I sucked in a deep breath. For sailors trying to navigate our treacherous waters, I could only imagine how valuable magic like that would be. The gods only bestowed their magic gifts on a few. The legendary Heimdallr, servant of Thor and god of foresight, hadn’t been seen on Midgard for centuries.
“Is that why they took you?” I asked.
“They kept me in a cellar most of the time,” she spat out. “Said I was a present for someone important in their home country. That’s probably the only thing that stopped them from hurting me… knowing that I was a gift. Some of them were making me dance on the deck when the ship hit the iceberg. Everyone was panicking and the captain was shouting orders. They were all too busy trying to save the ship to notice me… So I gathered what supplies I could from the things on the deck, took the only lifeboat they had, and jumped.”
I didn’t know enough about ships to understand everything she told me. But I understood that she had condemned the men on the wooden titan to death when she took their only working craft.
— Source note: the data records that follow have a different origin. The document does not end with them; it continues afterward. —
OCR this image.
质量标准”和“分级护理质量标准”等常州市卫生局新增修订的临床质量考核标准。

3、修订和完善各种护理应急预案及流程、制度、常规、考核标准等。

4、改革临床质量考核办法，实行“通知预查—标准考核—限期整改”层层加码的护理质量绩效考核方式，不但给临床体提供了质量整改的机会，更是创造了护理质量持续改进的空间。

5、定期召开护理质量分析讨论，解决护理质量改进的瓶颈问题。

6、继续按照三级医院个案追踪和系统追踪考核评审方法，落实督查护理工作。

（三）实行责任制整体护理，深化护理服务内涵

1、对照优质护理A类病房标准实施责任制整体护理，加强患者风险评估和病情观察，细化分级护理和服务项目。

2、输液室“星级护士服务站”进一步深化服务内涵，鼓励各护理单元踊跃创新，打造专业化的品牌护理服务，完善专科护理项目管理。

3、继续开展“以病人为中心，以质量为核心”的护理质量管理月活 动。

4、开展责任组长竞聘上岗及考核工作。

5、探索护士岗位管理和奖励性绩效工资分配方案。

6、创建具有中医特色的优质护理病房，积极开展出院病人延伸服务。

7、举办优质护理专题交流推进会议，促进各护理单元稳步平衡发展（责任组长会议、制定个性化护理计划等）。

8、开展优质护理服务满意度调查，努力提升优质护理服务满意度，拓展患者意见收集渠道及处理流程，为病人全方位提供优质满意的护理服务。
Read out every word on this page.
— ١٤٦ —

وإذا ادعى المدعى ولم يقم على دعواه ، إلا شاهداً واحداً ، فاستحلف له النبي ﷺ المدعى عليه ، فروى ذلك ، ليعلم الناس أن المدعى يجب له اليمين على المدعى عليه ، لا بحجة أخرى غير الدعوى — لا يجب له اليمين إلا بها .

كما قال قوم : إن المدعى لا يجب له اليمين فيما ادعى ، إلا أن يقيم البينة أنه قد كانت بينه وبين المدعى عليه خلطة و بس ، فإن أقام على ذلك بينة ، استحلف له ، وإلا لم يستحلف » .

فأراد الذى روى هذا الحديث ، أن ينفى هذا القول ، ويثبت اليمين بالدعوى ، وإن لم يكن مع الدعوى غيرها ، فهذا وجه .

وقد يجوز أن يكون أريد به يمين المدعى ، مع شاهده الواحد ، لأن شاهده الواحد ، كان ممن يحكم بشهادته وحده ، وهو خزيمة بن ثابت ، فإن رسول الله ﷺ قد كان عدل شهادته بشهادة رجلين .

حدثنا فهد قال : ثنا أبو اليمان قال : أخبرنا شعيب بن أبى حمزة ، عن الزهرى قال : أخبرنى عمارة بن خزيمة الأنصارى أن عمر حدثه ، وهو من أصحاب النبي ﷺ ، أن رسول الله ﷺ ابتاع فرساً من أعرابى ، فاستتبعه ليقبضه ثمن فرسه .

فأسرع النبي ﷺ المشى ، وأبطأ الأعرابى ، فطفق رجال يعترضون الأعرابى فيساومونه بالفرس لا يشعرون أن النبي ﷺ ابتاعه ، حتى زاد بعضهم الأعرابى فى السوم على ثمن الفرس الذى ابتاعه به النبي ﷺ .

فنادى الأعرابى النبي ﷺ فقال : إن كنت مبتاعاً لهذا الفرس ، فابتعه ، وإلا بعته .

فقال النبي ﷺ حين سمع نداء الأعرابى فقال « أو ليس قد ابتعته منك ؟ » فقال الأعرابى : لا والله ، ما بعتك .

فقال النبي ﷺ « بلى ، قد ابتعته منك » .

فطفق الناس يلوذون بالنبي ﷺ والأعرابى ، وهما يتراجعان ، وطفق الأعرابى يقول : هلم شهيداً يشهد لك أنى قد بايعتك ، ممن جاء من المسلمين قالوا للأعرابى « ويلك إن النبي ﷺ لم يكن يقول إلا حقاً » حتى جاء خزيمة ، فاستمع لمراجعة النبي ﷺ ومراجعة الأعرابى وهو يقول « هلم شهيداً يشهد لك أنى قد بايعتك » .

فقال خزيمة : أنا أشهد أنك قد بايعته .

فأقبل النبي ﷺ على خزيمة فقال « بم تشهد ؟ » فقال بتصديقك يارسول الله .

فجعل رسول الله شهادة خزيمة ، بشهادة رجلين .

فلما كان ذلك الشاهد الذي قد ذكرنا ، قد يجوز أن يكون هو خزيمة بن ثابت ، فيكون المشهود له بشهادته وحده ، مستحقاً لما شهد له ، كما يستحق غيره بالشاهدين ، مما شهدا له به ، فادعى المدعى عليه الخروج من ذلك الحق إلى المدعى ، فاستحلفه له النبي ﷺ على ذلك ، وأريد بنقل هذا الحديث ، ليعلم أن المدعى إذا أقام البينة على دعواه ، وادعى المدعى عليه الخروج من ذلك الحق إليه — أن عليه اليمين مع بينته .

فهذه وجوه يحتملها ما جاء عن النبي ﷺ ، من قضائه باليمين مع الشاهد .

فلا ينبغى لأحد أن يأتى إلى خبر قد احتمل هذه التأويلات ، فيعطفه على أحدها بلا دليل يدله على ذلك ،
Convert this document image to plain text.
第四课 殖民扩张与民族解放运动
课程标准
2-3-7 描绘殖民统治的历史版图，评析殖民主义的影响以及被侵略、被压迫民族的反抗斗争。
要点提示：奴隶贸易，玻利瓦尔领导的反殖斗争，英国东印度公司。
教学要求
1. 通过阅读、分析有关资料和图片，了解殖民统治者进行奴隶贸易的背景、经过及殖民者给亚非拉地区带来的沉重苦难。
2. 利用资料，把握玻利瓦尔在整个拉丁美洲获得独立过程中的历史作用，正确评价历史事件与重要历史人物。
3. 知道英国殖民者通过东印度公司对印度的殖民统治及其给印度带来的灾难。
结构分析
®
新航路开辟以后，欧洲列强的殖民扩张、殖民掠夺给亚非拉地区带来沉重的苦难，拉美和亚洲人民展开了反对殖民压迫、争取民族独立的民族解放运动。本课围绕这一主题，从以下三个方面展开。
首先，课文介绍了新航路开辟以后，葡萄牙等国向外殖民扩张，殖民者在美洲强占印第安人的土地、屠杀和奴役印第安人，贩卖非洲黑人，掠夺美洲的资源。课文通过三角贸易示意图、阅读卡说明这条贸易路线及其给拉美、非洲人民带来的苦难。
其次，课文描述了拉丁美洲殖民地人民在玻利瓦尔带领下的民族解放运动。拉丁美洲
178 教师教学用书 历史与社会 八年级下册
Death was the punishment for kidnappers under the sea, and, though I could still hear the sailors’ underwater screams, I supposed they had gotten what they deserved. Aegir would see them to the afterlife.
Back shaking, she made a choked sound into her arms. “I was trained to fight. All my life. It didn’t matter. They took me anyway.”
This time, when I reached out to pat her shoulder, she didn’t flinch. “I’m Ersel,” I whispered.
She blinked back tears. Then, tugging her glove off with her teeth, she thrust out her hand. Her fingers looked as frail and brittle as dying coral. I grasped them warily and then marveled at the heat of her palm. “I’m Ragna,” she said.
She pulled a little flask from her pocket and unscrewed the silver cap. The scent of fish grease drifted out. I wrinkled my nose when she pressed the bottle to her mouth and drank greedily. When she noticed my expression, Ragna shrugged. “The oil is the only food I managed to save. When it runs out, I’ll starve or die of thirst, assuming I don’t freeze to death first.”
I covered the healthy rolls of blubber on my stomach with my arm, suddenly ashamed of how plump I must seem to her when she faced death by starvation.